Philosophies of Hope for the 21st Century: Pandemics, Environment, Kant
2020/21 Keele Royal Institute of Philosophy Lecture
As is well known, we live in unprecedented times. While self-interested short-sightedness and anti-intellectualism exacerbate the COVID-19 pandemic, human-caused climate change unrelentingly looms on the horizon. Scientists, engineers, and policy-makers all have their roles to play with these difficult challenges, and they are often quite aware of those roles. Philosophers, on the other hand, occupy an ambiguous space. Some fixate on abstract theoretical or historical problems, many of which focus on the past and present alone. These problems are indeed intellectually important, but philosophy should not forget its normative potential with regard to our predicament. This paper aims to explore the philosophical role that hope can play, and the sorts of practical implications and heuristics that fall out of such investigations. Many who explore the question of hope do so from a theistic perspective, and yet our problems require global cooperation across cultural and religious lines.

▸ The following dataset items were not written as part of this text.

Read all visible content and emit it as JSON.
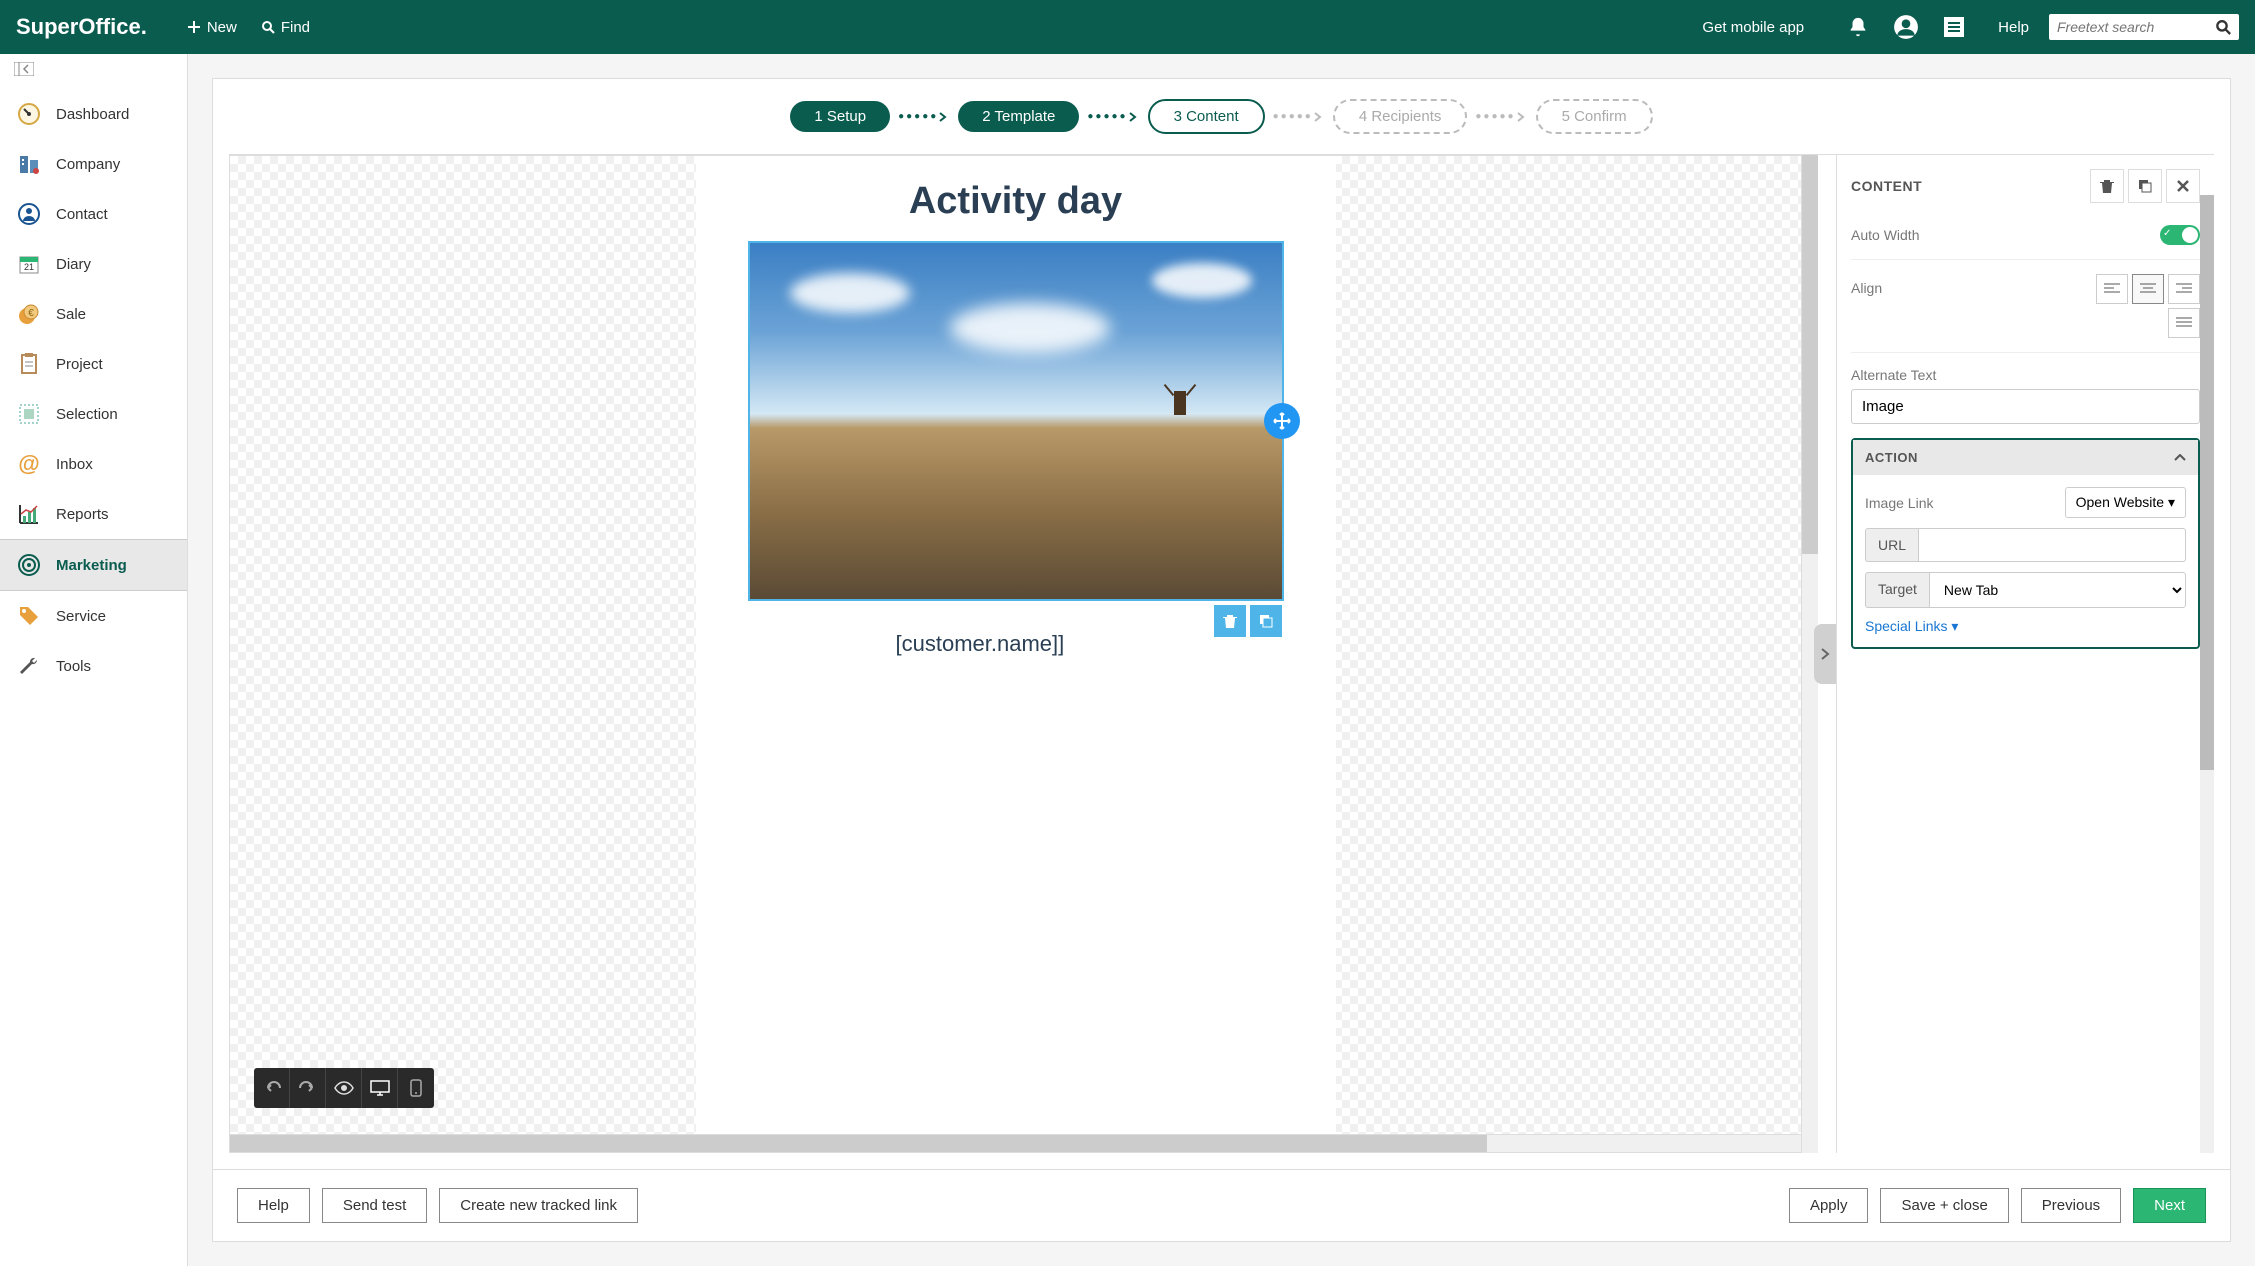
{
  "header": {
    "logo": "SuperOffice.",
    "new_label": "New",
    "find_label": "Find",
    "mobile_label": "Get mobile app",
    "help_label": "Help",
    "search_placeholder": "Freetext search"
  },
  "sidebar": {
    "items": [
      {
        "label": "Dashboard"
      },
      {
        "label": "Company"
      },
      {
        "label": "Contact"
      },
      {
        "label": "Diary"
      },
      {
        "label": "Sale"
      },
      {
        "label": "Project"
      },
      {
        "label": "Selection"
      },
      {
        "label": "Inbox"
      },
      {
        "label": "Reports"
      },
      {
        "label": "Marketing"
      },
      {
        "label": "Service"
      },
      {
        "label": "Tools"
      }
    ]
  },
  "stepper": {
    "steps": [
      {
        "label": "1 Setup"
      },
      {
        "label": "2 Template"
      },
      {
        "label": "3 Content"
      },
      {
        "label": "4 Recipients"
      },
      {
        "label": "5 Confirm"
      }
    ]
  },
  "email": {
    "title": "Activity day",
    "greeting": "[customer.name]]"
  },
  "props": {
    "title": "CONTENT",
    "auto_width_label": "Auto Width",
    "align_label": "Align",
    "alt_text_label": "Alternate Text",
    "alt_text_value": "Image",
    "action_title": "ACTION",
    "image_link_label": "Image Link",
    "open_website_label": "Open Website",
    "url_label": "URL",
    "url_value": "",
    "target_label": "Target",
    "target_value": "New Tab",
    "special_links_label": "Special Links"
  },
  "footer": {
    "help": "Help",
    "send_test": "Send test",
    "create_link": "Create new tracked link",
    "apply": "Apply",
    "save_close": "Save + close",
    "previous": "Previous",
    "next": "Next"
  }
}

In this talk, I present a secular interpretation of Kant’s philosophy of hope and human progress relevant to our present crises, environmental and pandemic. I argue that there lies a hidden, future-oriented potential in the philosophical tools that Kant develops, and that we would be wise to appropriate and mobilize these as assets for today. By outlining a Kantian-inspired philosophy of hope and progress, this paper aims to show how Kantian philosophy, among other philosophies of hope, can be relevant for our future. In addition, it attempts to set the foundation for broader engagement with non-philosophers by offering blueprints for a sustainable and just future, all the while avoiding the temptations of irrational, magical, and nihilistic thinking.
About the speaker:
Zachary Vereb is a Visiting Assistant Professor in the interdisciplinary Public Policy Leadership Department at the University of Mississippi. There, he instructs in the ethics of leadership and public policy, critical thinking, and communication. He completed his doctorate in philosophy at the University of South Florida, under the guidance of the late Martin Schönfeld. Dr. Vereb’s research focuses on environmental philosophy, with a special interest in Kant and climate change.